PROPOSED FINDINGS OF FACT
As supplemented by the above summary and analysis, the undersigned now submits the following formal findings, conclusions and recommendations:
1. Substantial evidence exists in the record to support the ALJ’s weighing of the medical evidence;
2. Substantial evidence exists in the record to support the ALJ’s physical residual functional capacity finding;
3. Substantial evidence exists in the record to support the ALJ’s mental residual functional capacity finding; and
4. Substantial evidence exists in the record to support the ALJ’s finding that Mullins was not disabled under the Act and was not entitled to DIB benefits.
The undersigned recommends that the court deny Mullins’s motion for summary judgment, grant the Commissioner’s motion for summary judgment and affirm the Commissioner’s decision denying benefits.
Notice to Parties
Notice is hereby given to the parties of the provisions of 28 U.S.C.A. § 636(b)(1)(C) (West 2006 & Supp. 2013):
Within fourteen days after being served with a copy [of this Report and Recommendation], any party may serve and file written objections to such proposed findings and recommendations as provided by rules of court. A judge of the court shall make a de novo determination of those portions of the report or specified proposed findings or recommendations to which objection is made. A judge of the court may accept, reject, or modify, in whole or in part, the findings or recommendations made by the magistrate judge. The judge may also receive further evidence or recommit the matter to the magistrate judge with instructions.

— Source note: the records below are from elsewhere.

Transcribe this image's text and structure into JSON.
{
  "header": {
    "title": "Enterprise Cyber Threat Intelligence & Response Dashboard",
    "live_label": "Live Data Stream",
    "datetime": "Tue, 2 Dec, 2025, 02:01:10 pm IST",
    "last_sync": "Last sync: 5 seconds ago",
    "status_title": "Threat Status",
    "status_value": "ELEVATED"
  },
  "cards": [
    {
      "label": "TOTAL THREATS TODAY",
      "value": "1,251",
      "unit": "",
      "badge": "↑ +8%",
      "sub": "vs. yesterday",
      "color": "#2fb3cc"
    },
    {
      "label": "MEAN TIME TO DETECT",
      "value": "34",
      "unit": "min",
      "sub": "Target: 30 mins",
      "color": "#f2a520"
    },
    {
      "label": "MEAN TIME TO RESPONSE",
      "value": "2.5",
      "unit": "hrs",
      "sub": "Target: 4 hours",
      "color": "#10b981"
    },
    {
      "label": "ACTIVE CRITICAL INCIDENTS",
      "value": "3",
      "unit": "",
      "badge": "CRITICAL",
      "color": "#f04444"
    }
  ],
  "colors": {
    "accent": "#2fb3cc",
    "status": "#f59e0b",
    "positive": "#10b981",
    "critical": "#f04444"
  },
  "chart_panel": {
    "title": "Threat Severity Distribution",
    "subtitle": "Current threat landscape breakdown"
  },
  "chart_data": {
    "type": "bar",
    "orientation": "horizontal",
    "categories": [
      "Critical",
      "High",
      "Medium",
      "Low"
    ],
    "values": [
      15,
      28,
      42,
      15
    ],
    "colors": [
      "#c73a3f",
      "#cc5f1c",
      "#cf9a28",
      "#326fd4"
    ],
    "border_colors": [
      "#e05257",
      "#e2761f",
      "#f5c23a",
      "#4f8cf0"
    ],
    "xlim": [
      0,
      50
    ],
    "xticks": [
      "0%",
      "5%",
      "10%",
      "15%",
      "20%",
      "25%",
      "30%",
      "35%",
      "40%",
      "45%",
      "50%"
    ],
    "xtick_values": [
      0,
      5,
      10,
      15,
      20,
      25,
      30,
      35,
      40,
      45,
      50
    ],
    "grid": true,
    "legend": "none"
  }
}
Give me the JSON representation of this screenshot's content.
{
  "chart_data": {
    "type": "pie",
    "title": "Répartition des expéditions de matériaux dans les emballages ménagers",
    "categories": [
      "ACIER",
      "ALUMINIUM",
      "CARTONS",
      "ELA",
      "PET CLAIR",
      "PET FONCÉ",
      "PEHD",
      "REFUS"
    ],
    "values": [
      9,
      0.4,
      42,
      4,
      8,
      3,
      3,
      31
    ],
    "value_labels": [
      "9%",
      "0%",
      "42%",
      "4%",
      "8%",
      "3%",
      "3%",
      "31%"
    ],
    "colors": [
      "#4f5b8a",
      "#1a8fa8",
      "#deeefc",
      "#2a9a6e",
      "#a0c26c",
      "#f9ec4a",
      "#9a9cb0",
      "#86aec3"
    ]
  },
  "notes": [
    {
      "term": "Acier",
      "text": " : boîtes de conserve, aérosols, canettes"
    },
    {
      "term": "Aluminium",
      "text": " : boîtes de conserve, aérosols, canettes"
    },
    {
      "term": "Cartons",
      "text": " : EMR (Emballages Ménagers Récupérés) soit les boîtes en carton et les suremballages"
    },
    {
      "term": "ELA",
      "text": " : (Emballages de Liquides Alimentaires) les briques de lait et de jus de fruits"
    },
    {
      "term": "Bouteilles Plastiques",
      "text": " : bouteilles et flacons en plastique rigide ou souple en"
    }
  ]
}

Failure to file timely written objections to these proposed findings and recommendations within 14 days could waive appellate review. At the conclusion of the 14-day period, the Clerk is directed to transmit the record in this matter to the Honorable James P. Jones, United States District Judge.
The Clerk is directed to send certified copies of this Report and Recommendation to all counsel of record at this time.